L’orchestre ! Niquet est intarissable quand il s’agit de parler de son chœur bruxellois ( “Un des trois meilleurs au monde” dit-il, enthousiaste) mais aussi quand il évoque le Brussels Philharmonic : “L’orchestre et moi avons un rapport très passionnel. Je leur ai proposé des choses improbables, avec un type improbable (NdlR : lui !) , et ils ont toujours dit ok. Max d’Olonne, Théodore Dubois, Léo Delibes… Et non seulement ils sont prêts, mais ils demandent des séances d’accords, ils m’écoutent quand je leur parle de cette musique – alors que d’habitude les musiciens d’orchestre n’aiment pas les chefs qui parlent trop ! Ils m’écoutent parler de l’histoire de ces compositeurs, de symbolisme, de rhétorique, d’instrumentarium… C’est un orchestre flamand, je parle français, et il y en a même qui se sont remis au français pour essayer de tout comprendre, ou qui reviennent au service suivant avec une liste de mots qu’ils n’ont pas compris. On dit toujours que les musiciens d’orchestre sont blasés, mais ceux-ci en tout cas sont comme des gamins curieux : ils rentrent dans le studio en courant ! En réalité, des musiciens ne peuvent pas être complètement blasés : ils n’ont pas passé dix ou quinze ans de leur vie à rater tous leurs mercredis et leurs dimanches pour faire des gammes s’ils n’avaient pas, au départ, une passion. Il suffit de la réveiller. Et alors, vous verrez, il n’y en a plus un qui a le dos qui touche la chaise !”

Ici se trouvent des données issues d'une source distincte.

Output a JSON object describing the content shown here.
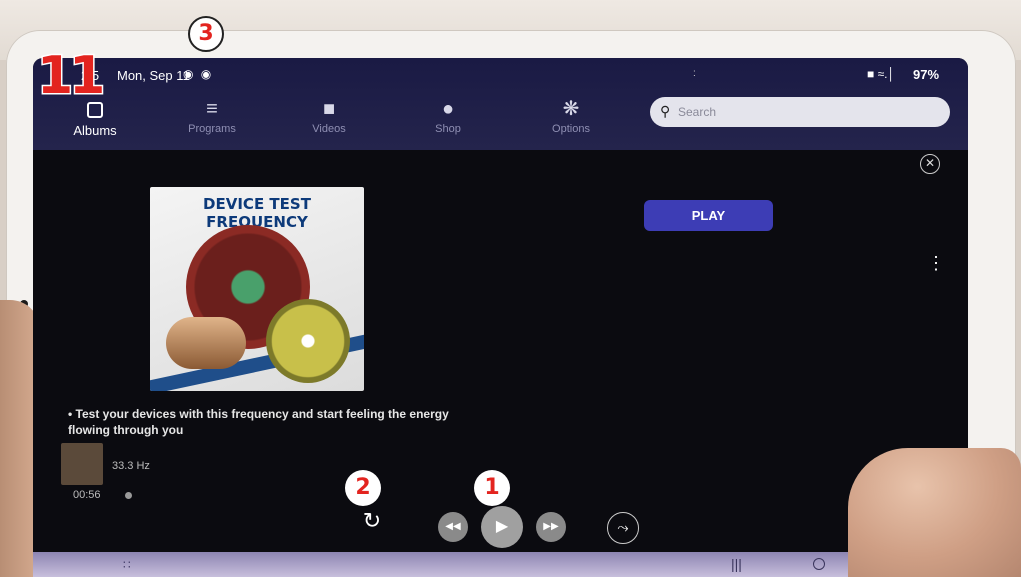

Niquet vient ainsi d’enregistrer avec ses Flamands francophiles “Dimitri”, opéra de Victorien de Joncières (1839-1903), de son vrai nom Félix-Ludger Rossignol, personnalité emblématique du XIXe siècle parisien mais bien oubliée depuis. Ce qui ne l’empêche pas de projeter, avec ses forces flamando-bruxelloises, une série d’enregistrements de Requiem : quelques classiques (Mozart, Brahms ou Duruflé) mais aussi des plus rares comme celui de Desenclos ou une version rare de celui de Fauré.

Et Verdi ? “Non, on va attendre un peu. J’adore Verdi à l’opéra, mais je trouve cela indécent. Pour jouer Verdi, il faut montrer son cul, ça m’énerve.”